I am extremely pleased to announce the launch of the first of what I hope will be several Tulane Grand Challenge Prizes. In partnership with Tulane University, I have sponsored a $1 million prize to be awarded to the team or individual that achieves our goal of creating a significant and workable solution to hypoxia.

Our family's business was successful because innovation, an entrepreneurial spirit and risk-taking were at the heart of it. I have always believed that these same qualities are vital to solving critical social and environmental challenges. The grand challenge includes all of these principles.  

When university president Scott Cowen and the Tulane team accepted my challenge to develop a grand prize competition, my goals were two-fold:

  • To inspire a broad community of innovators both within Tulane and beyond to work together in addressing an important worldwide problem, and
  • To encourage other like-minded philanthropists to join my efforts at Tulane by either supporting this challenge or by developing additional Grand Challenge prizes to address equally critical social issues. 

I am extremely pleased that we are already accomplishing many of our initial goals. 

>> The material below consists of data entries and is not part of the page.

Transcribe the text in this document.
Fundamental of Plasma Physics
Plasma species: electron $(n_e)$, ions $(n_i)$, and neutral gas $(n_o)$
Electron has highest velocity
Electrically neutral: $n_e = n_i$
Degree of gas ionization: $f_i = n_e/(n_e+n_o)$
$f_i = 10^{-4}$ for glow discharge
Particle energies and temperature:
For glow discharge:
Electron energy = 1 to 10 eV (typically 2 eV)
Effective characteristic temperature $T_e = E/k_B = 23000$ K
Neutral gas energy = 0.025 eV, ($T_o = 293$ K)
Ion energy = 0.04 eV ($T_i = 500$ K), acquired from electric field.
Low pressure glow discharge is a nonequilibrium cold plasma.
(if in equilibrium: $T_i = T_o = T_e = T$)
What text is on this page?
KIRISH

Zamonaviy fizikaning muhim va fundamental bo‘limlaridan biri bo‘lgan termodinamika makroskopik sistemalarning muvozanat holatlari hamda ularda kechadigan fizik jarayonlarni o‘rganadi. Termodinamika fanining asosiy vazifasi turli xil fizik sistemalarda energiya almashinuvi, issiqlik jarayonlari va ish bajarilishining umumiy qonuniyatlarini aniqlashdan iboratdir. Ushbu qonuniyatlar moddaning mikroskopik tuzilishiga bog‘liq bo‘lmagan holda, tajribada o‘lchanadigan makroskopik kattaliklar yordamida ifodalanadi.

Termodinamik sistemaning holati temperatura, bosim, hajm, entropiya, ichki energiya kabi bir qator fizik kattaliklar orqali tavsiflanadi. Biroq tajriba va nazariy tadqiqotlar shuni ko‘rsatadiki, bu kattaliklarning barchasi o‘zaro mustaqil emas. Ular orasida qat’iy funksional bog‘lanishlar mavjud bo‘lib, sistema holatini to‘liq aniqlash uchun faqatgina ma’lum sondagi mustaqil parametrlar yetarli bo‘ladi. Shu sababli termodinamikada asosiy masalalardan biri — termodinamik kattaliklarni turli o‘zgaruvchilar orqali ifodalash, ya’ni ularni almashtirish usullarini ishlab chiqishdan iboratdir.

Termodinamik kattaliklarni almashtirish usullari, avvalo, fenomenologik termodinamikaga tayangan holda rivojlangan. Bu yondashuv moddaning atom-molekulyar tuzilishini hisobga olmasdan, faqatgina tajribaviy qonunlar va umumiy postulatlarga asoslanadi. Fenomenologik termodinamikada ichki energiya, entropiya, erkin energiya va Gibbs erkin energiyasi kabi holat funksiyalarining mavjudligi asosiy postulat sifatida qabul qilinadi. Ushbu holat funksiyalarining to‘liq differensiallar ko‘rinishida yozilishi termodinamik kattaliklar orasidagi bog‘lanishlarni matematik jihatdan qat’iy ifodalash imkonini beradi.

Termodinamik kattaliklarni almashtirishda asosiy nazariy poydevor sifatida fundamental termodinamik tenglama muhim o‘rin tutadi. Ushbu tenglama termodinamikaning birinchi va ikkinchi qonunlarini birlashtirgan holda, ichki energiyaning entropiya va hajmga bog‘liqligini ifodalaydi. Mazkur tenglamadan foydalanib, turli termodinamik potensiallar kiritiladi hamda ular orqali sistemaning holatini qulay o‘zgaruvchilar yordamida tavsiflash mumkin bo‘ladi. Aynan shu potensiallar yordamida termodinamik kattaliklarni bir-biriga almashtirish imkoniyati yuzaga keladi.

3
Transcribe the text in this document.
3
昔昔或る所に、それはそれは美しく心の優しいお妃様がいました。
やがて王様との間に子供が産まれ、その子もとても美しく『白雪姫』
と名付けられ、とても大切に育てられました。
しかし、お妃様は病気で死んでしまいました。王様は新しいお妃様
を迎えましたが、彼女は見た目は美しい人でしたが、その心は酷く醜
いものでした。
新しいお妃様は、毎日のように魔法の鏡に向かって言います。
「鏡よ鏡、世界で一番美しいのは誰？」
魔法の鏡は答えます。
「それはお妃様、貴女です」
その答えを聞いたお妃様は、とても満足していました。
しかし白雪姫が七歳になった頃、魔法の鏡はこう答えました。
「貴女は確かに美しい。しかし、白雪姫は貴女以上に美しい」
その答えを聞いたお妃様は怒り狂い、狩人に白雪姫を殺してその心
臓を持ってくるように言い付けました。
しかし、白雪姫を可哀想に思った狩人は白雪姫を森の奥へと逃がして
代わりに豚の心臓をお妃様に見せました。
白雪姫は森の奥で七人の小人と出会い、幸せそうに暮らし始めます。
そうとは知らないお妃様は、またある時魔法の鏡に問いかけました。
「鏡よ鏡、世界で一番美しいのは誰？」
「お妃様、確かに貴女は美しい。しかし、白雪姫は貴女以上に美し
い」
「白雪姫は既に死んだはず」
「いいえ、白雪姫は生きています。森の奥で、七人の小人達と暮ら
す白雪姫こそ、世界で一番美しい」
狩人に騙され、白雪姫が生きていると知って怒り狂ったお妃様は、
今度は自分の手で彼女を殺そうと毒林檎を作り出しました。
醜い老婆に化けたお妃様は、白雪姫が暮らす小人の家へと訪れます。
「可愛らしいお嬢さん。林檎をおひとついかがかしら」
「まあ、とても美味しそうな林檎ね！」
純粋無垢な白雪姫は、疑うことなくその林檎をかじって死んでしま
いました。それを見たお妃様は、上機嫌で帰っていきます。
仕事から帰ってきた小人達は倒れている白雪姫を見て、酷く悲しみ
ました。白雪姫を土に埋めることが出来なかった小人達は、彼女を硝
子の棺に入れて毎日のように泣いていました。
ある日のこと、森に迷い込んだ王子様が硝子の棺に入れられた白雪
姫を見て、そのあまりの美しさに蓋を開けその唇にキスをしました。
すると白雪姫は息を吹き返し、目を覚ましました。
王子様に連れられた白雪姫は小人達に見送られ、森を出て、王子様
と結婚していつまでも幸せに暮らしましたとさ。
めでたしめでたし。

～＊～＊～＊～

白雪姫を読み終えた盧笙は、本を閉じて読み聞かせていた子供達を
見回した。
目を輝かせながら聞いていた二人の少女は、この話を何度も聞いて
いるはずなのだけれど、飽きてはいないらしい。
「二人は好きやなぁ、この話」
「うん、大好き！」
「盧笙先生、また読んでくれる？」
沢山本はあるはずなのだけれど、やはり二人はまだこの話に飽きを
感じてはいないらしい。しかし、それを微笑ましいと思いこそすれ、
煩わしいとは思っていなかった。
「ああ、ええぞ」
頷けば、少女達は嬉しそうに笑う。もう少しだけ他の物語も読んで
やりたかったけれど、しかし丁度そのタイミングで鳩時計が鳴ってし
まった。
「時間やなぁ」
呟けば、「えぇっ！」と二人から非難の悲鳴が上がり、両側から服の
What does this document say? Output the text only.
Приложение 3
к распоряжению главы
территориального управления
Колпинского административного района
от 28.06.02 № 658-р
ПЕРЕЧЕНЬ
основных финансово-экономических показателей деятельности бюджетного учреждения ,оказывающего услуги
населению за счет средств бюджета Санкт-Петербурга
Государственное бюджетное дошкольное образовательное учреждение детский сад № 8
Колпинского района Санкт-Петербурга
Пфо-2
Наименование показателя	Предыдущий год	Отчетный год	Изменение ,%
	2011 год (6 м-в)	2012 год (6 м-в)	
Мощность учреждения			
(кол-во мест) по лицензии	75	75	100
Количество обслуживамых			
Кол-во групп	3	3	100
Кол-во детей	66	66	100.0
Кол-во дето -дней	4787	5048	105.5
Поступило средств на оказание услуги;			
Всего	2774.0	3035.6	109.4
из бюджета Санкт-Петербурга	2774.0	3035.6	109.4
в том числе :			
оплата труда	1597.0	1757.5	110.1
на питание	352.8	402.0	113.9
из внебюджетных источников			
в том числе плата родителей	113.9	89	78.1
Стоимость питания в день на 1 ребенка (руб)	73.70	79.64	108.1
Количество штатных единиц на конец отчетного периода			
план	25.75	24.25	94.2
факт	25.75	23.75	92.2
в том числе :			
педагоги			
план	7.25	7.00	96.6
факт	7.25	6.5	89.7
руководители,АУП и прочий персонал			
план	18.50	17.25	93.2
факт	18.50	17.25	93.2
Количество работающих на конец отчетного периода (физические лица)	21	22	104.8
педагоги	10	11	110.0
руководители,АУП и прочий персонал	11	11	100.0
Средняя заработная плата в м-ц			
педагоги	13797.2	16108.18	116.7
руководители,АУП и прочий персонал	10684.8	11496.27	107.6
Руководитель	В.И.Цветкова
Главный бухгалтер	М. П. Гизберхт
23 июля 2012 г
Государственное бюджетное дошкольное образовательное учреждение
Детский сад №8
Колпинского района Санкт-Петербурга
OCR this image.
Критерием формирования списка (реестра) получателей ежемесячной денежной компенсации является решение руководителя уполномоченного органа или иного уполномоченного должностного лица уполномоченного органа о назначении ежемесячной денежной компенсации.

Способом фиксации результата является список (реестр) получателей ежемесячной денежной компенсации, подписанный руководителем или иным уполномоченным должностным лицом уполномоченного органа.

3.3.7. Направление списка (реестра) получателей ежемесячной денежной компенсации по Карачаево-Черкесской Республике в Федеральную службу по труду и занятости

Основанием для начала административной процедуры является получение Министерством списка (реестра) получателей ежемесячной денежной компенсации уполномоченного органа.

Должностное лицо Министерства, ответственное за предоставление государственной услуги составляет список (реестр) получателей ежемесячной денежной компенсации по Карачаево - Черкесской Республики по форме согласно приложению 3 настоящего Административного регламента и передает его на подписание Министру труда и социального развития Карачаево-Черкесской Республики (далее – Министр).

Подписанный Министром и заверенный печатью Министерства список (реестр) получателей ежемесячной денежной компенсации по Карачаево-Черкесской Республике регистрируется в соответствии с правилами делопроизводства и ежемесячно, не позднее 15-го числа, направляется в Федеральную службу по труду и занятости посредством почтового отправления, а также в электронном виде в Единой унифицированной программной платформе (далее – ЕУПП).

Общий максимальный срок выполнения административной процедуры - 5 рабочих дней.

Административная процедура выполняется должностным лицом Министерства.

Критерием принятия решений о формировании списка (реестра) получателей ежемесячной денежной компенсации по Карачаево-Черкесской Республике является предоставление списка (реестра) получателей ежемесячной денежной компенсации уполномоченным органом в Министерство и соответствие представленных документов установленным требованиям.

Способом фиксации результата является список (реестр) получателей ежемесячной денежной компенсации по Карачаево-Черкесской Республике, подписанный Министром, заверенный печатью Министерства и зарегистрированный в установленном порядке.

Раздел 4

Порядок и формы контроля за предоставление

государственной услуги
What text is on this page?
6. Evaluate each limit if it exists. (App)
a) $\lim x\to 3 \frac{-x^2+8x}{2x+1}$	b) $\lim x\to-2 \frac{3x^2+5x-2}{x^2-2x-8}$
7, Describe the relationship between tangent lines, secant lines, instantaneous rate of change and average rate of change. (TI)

  1. Tulane has pulled together a great team internally to create, develop and manage the prize. Committed people from throughout the university, from the schools of science and engineering, law, the social innovation program and the president's office are actively working on the prize. 
  2. Partners from across the state and the country have come on board to help make our prize successful. From Baton Rouge to Washington DC to Iowa, industry, farmers and environmental organizations have come together to ensure that this prize attracts the best competitors so that together we will make a significant breakthrough in reducing the threat of hypoxia. 

Once again my call to action today is:

I believe a market based solution which rewards innovation and risk taking has the potential to create a sustainable and significant new technology for addressing hypoxia. I am eager to work closely with Tulane during the course of our inaugural (and hopefully future) prizes to identify, reward and support this solution.